遺言書をつくる人は徐々に増えてきていますが、まだまだ馴染みが薄いという方もいらっしゃるのではないでしょうか。
実際によく使われる「自筆証書遺言」と「公正証書遺言」をご紹介します。

自筆証書遺言

自筆証書遺言は、遺言書をつくる人が自分で書く方法です。

全文、日付、氏名を自筆して押印します。
(財産目録はパソコンなどで作成することもできます)
ほとんど費用がかからないことなどがメリットです。

一方、形式の不備や誤りで無効になってしまったり、家庭裁判所の検認手続きが必要となるなどがデメリットになります。

検認とは、家庭裁判所で相続人の立ち合いのもと遺言書の状態や内容を確認することです。
検認の日現在における内容を明確にして遺言書の偽造・改ざんを防ぐ手続きです。
検認手続きは手間と時間がかかり、相続手続きをすぐに始めることができません。

さらに自筆証書遺言は、自宅で保管されることが多いため、紛失や偽造・改ざんなどのおそれがあります。そのような問題を解消するため、2020年7月から自筆証書遺言を法務局で保管する制度が始まりました。この制度を使うと紛失などのおそれがなく、家庭裁判所の検認も不要です。

公正証書遺言

公正証書遺言とは公証人が作成する遺言書です。

公証人とは、法律の専門家です。
裁判官、検察官などの仕事をしていた人が法務大臣から任命されています。公証役場とは、公証人が執務する事務所です。

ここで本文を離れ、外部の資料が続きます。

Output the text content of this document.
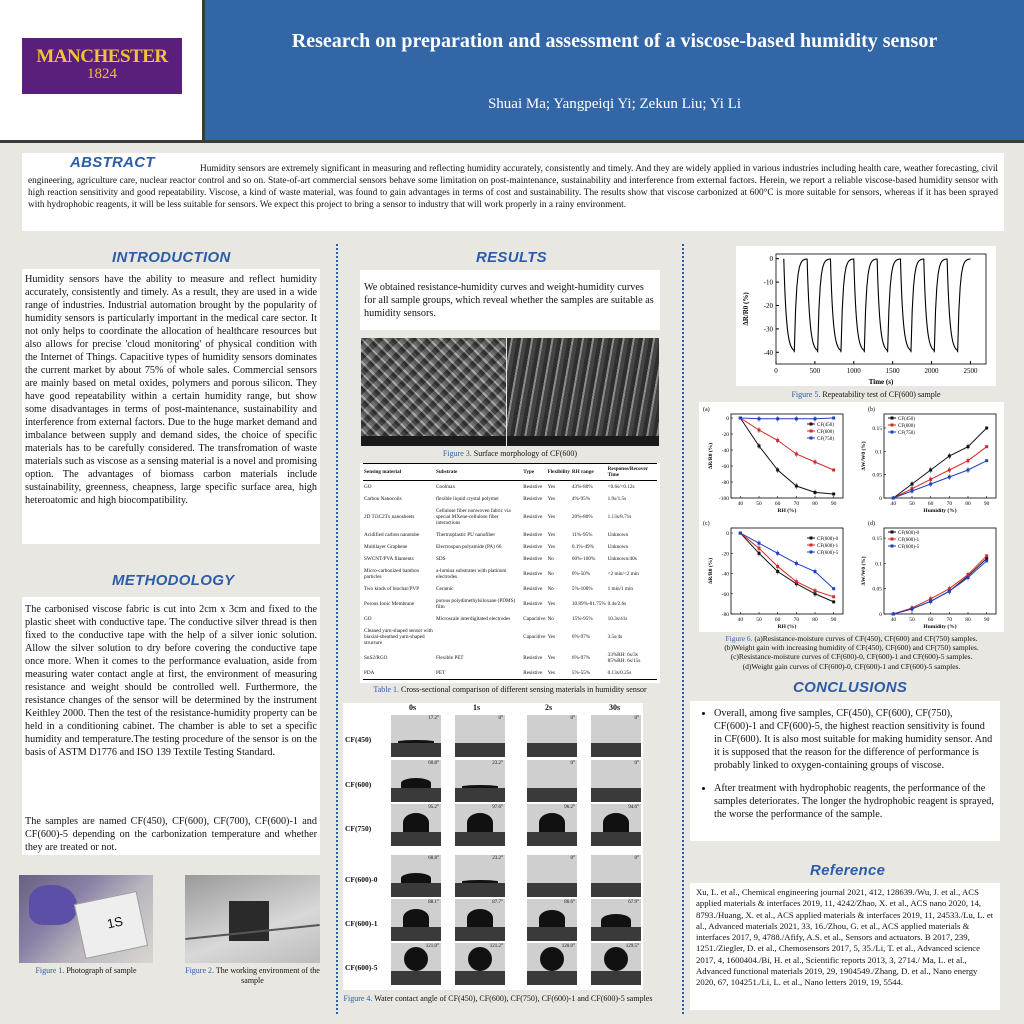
MANCHESTER
1824
Research on preparation and assessment of a viscose-based humidity sensor
Shuai Ma; Yangpeiqi Yi; Zekun Liu; Yi Li
ABSTRACT	Humidity sensors are extremely significant in measuring and reflecting humidity accurately, consistently and timely. And they are widely applied in various industries including health care, weather forecasting, civil engineering, agriculture care, nuclear reactor control and so on. State-of-art commercial sensors behave some limitation on post-maintenance, sustainability and interference from external factors. Herein, we report a reliable viscose-based humidity sensor with high reaction sensitivity and good repeatability. Viscose, a kind of waste material, was found to gain advantages in terms of cost and sustainability. The results show that viscose carbonized at 600°C is more suitable for sensors, whereas if it has been sprayed with hydrophobic reagents, it will be less suitable for sensors. We expect this project to bring a sensor to industry that will work properly in a rainy environment.
INTRODUCTION
Humidity sensors have the ability to measure and reflect humidity accurately, consistently and timely. As a result, they are used in a wide range of industries. Industrial automation brought by the popularity of humidity sensors is particularly important in the medical care sector. It not only helps to coordinate the allocation of healthcare resources but also allows for precise 'cloud monitoring' of physical condition with the Internet of Things. Capacitive types of humidity sensors dominates the current market by about 75% of whole sales. Commercial sensors are mainly based on metal oxides, polymers and porous silicon. They have good repeatability within a certain humidity range, but show some disadvantages in terms of post-maintenance, sustainability and interference from external factors. Due to the huge market demand and imbalance between supply and demand sides, the choice of specific materials has to be carefully considered. The transfromation of waste materials such as viscose as a sensing material is a novel and promising option. The advantages of biomass carbon materials include sustainability, greenness, cheapness, large specific surface area, high heteroatomic and high biocompatibility.
METHODOLOGY
The carbonised viscose fabric is cut into 2cm x 3cm and fixed to the plastic sheet with conductive tape. The conductive silver thread is then fixed to the conductive tape with the help of a silver ionic solution. Allow the silver solution to dry before covering the conductive tape once more. When it comes to the performance evaluation, aside from measuring water contact angle at first, the environment of measuring resistance and weight should be controlled well. Furthermore, the resistance changes of the sensor will be determined by the instrument Keithley 2000. Then the test of the resistance-humidity property can be held in a conditioning cabinet. The chamber is able to set a specific humidity and temperature.The testing procedure of the sensor is on the basis of ASTM D1776 and ISO 139 Textile Testing Standard.
The samples are named CF(450), CF(600), CF(700), CF(600)-1 and CF(600)-5 depending on the carbonization temperature and whether they are treated or not.
1S
Figure 1. Photograph of sample	Figure 2. The working environment of the sample
RESULTS
We obtained resistance-humidity curves and weight-humidity curves for all sample groups, which reveal whether the samples are suitable as humidity sensors.
Figure 3. Surface morphology of CF(600)
Sensing material	Substrate	Type	Flexibility	RH range	Response/Recover Time
GO	Coolmax	Resistive	Yes	43%-80%	<0.6s/<0.12s
Carbon Nanocoils	flexible liquid crystal polymer	Resistive	Yes	4%-95%	1.9s/1.5s
2D Ti3C2Tx nanosheets	Cellulose fiber nonwoven fabric via special MXene-cellulose fiber interactions	Resistive	Yes	20%-80%	1.13s/8.71s
Acidified carbon nanotube	Thermoplastic PU nanofiber	Resistive	Yes	11%-95%	Unknown
Multilayer Graphene	Electrospun polyamide (PA) 66	Resistive	Yes	0.1%-49%	Unknown
SWCNT/PVA filaments	SDS	Resistive	No	60%-100%	Unknown/40s
Micro-carbonized bamboo particles	a-lumina substrates with platinum electrodes	Resistive	No	0%-50%	<2 min/<2 min
Two kinds of biochar/PVP	Ceramic	Resistive	No	5%-100%	1 min/1 min
Porous Ionic Membrane	porous polydimethylsiloxane (PDMS) film	Resistive	Yes	10.89%-81.75%	0.4s/2.6s
GO	Microscale interdigitated electrodes	Capacitive	No	15%-95%	10.3s/41s
Cleaned yarn-shaped sensor with biaxial-sheathed yarn-shaped structure		Capacitive	Yes	6%-97%	3.5s/4s
SnS2/RGO	Flexible PET	Resistive	Yes	6%-97%	33%RH: 6s/3s 85%RH: 6s/15s
PDA	PET	Resistive	Yes	5%-55%	0.13s/0.25s
Table 1. Cross-sectional comparison of different sensing materials in humidity sensor
0s	1s	2s	30s
CF(450)
17.2°	0°	0°	0°
CF(600)
60.8°	23.2°	0°	0°
CF(750)
95.2°	97.6°	96.2°	94.6°
CF(600)-0
60.8°	23.2°	0°	0°
CF(600)-1
88.1°	87.7°	86.6°	67.9°
CF(600)-5
121.0°	121.2°	120.0°	129.5°
Figure 4. Water contact angle of CF(450), CF(600), CF(750), CF(600)-1 and CF(600)-5 samples
0	500	1000	1500	2000	2500
0
-10
-20
-30
-40
Time (s)
ΔR/R0 (%)
Figure 5. Repeatability test of CF(600) sample
40 50 60 70 80 90
0
-20
-40
-60
-80
-100
RH (%)
ΔR/R0 (%)
CF(450)
CF(600)
CF(750)
(a)
40 50 60 70 80 90
0
0.05
0.1
0.15
Humidity (%)
ΔW/W0 (%)
CF(450)
CF(600)
CF(750)
(b)
40 50 60 70 80 90
0
-20
-40
-60
-80
RH (%)
ΔR/R0 (%)
CF(600)-0
CF(600)-1
CF(600)-5
(c)
40 50 60 70 80 90
0
0.05
0.1
0.15
Humidity (%)
ΔW/W0 (%)
CF(600)-0
CF(600)-1
CF(600)-5
(d)
Figure 6. (a)Resistance-moisture curves of CF(450), CF(600) and CF(750) samples.
(b)Weight gain with increasing humidity of CF(450), CF(600) and CF(750) samples.
(c)Resistance-moisture curves of CF(600)-0, CF(600)-1 and CF(600)-5 samples.
(d)Weight gain curves of CF(600)-0, CF(600)-1 and CF(600)-5 samples.
CONCLUSIONS
• Overall, among five samples, CF(450), CF(600), CF(750), CF(600)-1 and CF(600)-5, the highest reaction sensitivity is found in CF(600). It is also most suitable for making humidity sensor. And it is supposed that the reason for the difference of performance is probably linked to oxygen-containing groups of viscose.
• After treatment with hydrophobic reagents, the performance of the samples deteriorates. The longer the hydrophobic reagent is sprayed, the worse the performance of the sample.
Reference
Xu, L. et al., Chemical engineering journal 2021, 412, 128639./Wu, J. et al., ACS applied materials & interfaces 2019, 11, 4242/Zhao, X. et al., ACS nano 2020, 14, 8793./Huang, X. et al., ACS applied materials & interfaces 2019, 11, 24533./Lu, L. et al., Advanced materials 2021, 33, 16./Zhou, G. et al., ACS applied materials & interfaces 2017, 9, 4788./Afify, A.S. et al., Sensors and actuators. B 2017, 239, 1251./Ziegler, D. et al., Chemosensors 2017, 5, 35./Li, T. et al., Advanced science 2017, 4, 1600404./Bi, H. et al., Scientific reports 2013, 3, 2714./ Ma, L. et al., Advanced functional materials 2019, 29, 1904549./Zhang, D. et al., Nano energy 2020, 67, 104251./Li, L. et al., Nano letters 2019, 19, 5544.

公正証書遺言を作成する場合は、事前に遺言書をつくる人が公証人と遺言書の内容について打ち合わせをします。
打ち合わせは、メール、ファックス、郵送、公証役場に行くなどの方法で行います。

遺言書の内容が確定したら、遺言をつくる人が公証役場へ行きます。
公証人が、遺言書をつくる人と証人2人の立ち合いのもと、遺言書を読み聞かせ内容に間違いがないことを確認します。
内容に間違いがなければ、遺言書をつくる人、公証人、証人2人の全員が署名押印します。

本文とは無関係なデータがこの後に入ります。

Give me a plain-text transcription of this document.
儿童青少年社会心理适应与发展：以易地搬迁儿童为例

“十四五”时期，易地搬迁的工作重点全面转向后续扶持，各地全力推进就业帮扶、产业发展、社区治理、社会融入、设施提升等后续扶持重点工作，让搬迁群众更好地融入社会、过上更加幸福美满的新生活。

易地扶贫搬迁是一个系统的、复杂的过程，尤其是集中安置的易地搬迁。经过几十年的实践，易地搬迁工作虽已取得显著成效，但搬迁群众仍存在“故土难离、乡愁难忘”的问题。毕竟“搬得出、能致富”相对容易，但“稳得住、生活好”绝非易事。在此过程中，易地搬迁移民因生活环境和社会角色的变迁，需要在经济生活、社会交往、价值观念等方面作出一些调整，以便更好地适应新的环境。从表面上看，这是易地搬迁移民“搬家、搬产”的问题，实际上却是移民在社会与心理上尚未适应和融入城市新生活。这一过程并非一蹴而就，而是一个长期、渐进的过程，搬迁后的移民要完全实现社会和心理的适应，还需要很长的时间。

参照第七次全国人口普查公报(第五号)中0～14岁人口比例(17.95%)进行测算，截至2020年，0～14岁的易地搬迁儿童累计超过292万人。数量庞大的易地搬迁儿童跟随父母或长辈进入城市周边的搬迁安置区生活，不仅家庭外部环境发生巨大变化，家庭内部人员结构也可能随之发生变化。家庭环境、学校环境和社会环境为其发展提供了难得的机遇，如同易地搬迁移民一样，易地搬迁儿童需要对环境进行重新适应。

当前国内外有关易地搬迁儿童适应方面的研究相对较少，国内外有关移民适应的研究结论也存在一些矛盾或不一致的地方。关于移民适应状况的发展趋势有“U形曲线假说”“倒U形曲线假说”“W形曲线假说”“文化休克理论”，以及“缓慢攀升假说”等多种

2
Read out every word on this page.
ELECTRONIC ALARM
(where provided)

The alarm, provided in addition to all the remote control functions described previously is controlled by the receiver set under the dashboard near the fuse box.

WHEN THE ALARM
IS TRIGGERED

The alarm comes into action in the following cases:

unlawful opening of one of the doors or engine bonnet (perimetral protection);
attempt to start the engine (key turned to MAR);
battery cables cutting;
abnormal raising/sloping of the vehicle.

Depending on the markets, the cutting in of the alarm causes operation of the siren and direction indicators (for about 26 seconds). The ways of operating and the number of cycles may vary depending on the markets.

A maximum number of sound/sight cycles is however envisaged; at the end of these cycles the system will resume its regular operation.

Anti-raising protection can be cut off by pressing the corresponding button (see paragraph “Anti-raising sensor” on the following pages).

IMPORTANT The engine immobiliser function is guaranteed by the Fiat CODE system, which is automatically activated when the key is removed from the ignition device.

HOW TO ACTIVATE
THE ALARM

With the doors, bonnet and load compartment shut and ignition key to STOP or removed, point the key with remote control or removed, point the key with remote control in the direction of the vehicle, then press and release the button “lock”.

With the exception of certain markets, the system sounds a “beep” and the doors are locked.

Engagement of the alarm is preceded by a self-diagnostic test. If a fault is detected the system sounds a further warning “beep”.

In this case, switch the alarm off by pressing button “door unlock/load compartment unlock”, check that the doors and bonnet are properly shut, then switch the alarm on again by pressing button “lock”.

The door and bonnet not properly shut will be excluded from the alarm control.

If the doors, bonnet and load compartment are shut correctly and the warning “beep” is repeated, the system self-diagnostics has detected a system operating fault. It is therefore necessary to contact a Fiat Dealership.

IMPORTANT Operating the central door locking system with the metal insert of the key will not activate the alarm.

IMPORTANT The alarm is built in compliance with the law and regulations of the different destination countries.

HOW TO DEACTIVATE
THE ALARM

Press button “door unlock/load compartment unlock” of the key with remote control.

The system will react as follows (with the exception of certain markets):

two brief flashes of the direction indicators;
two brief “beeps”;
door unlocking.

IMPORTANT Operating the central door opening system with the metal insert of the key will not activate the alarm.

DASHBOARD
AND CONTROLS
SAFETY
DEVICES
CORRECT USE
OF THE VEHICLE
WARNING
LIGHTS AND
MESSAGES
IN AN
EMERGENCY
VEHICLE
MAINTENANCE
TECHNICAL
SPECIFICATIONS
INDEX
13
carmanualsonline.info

事情(病気、高齢など)がある場合は、公証人が出張することもできます。
証人は誰でもなれるわけではなく、将来の相続人とその配偶者、直系血族などはなることができません。
自分で証人を立てられない場合は、公証役場で紹介してもらうことができます。

公正証書遺言は家庭裁判所の検認が不要ですぐに相続手続きを始めることができること、原本は公証役場に保管されるため紛失や改ざんの心配がないことがメリットです。

一方、費用がかかる、証人2人を手配する必要があるなどがデメリットになります。
公証人に支払う費用は遺産総額に比例します。通常は数万~数十万円になります。

遺言書案の作成、公証役場とのやりとり、証人などを、税理士、司法書士、弁護士などの専門家に依頼することもできます。
その場合は公証役場に支払う費用のほかに、専門家に支払う費用がかかります。

メリット、デメリット比較表

自筆証書遺言と公正証書遺言のメリット、デメリットをまとめた比較表は次のとおりです。
ご参考にしてみてください。

自筆証書遺言公正証書遺言
メリット・自分でいつでもどこでも書ける
・費用がかからない
・証人がいらない
・家庭裁判所の検認が不要
・紛失や破棄、改ざんなどの心配がない
・すぐに遺言の内容を実行できる
・形式の不備が生じる心配がない
デメリット・紛失、破棄、改ざんなどのおそれがある
・家庭裁判所の検認が必要
・形式の不備や誤りで無効になることがある
・費用がかかる
・2人の証人が必要
・公証役場に行く必要がある

遺言書は、有効なものにするために法律で種類や作成方式を定めています。決められた作成方式以外の方法で作成されたものや、口頭・動画・ボイスレコーダーなどは無効とされます。

せっかくつくった遺言書が無効にならないために、またよかれと思って作成した遺言書がもめごとの原因にならないために、専門家のサポートを受けることも考えみましょう。